Ela é parte do todo. Única e própria. Na
curva do tempo ocupa espaço individual. Não é
semente do bem nem do mal. É apenas fruto sem igual.
Entre o céu e a terra há um glorioso animal. É
a mulher. Gera vida em seu
interior e no espelho do milagre universal é o reflexo
de seu toque final.
Sem a mulher não há vida humana. Nem ela nem o
homem, seu parceiro na concepção da alma como objetivo
existencial.
Não há dia a glorificar-lhe. Nem há data
a exaltá-la. É parte indispensável da vida.
É existência querida que ao amor dá guarida.
É o sol que ilumina mansamente todos os prazeres. Que
beija seu rebento e o protege do homem que teima em esquecê-lo
aos dissabores do vento.
É a inteligência que presa ao fio pendular dá
ritmo ao mundo com sua sensibilidade peculiar. É a gota
de chuva que molha o solo no momento da seca pela falta de paz
secular.
É a alma incandescente que ilumina todos os caminhos e
leva a chama da liberdade a todos os povos com seu amor fraterno
e maternal.
É a condução firme do leme na escuna que
molha de encanto o toque do cinzel que imprime beleza em todos
os encontros sensuais.
Ela é o pulso que determina o rumo das marchas dos excluídos
sociais em busca de um pedaço de chão para o plantio
do milho e do trigo que os livrará dos grilhões
infernais.
Ela é a mulher de todo ano. A dona da vida. Que é
amada, odiada, querida, afastada, pressionada, subjugada e que
se sujeita - infelizmente - a comemorar um dia como sua data oferecida.

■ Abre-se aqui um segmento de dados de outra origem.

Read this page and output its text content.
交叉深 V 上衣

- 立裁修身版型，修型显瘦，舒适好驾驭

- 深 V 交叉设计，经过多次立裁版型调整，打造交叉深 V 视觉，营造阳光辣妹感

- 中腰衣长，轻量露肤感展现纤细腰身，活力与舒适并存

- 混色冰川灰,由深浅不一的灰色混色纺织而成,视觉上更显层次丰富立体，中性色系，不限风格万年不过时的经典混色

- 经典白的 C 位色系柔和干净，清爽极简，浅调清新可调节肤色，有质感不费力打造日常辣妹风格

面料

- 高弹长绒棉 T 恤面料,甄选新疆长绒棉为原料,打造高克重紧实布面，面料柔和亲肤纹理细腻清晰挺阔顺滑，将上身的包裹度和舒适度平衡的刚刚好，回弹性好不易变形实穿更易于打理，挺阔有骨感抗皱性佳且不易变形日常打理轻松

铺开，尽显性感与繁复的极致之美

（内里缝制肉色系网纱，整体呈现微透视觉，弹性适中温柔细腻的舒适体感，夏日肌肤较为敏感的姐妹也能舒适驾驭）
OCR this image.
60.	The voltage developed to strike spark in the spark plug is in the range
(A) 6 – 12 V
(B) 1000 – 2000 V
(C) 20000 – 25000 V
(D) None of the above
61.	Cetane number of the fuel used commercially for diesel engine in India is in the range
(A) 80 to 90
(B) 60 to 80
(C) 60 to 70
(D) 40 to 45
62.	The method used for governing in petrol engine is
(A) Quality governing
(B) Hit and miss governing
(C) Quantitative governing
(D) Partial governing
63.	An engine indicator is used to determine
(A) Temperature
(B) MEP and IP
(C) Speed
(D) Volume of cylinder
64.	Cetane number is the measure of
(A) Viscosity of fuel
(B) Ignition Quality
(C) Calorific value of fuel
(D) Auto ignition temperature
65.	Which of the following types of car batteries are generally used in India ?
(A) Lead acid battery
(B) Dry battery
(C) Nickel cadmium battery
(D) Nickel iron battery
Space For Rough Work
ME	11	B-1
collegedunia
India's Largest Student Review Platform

Mal sabe o poder que tem nas mãos. Pode ser a condução
dos ditames mundiais na divisão com o homem que se preocupa
apenas em ter, enquanto tem ela o equilíbrio de saber que
mais vale o ser.
É ela que aflora vida como salvação da fauna
e a da flora no sonho que sustenta as mais belas utopias. Mas
também pode ser a rainha perseguida e decapitada na exploração
das mais loucas fantasias sexuais.
Chega de mansinho e se aloja no peito do homem como broche de
coração, para em seguida prendê-lo entre as
pernas como prazer suado de ocasião.
Deita-se ao lado do macho como mulher em oração,
quando o quer abraçado em seu corpo a chamando de louco
tesão.
Perdoe-me se a injuriei, mas a tenho na mais alta conta. A quero
como flor perfumada. Na poesia o pecado lindo que sempre amarei.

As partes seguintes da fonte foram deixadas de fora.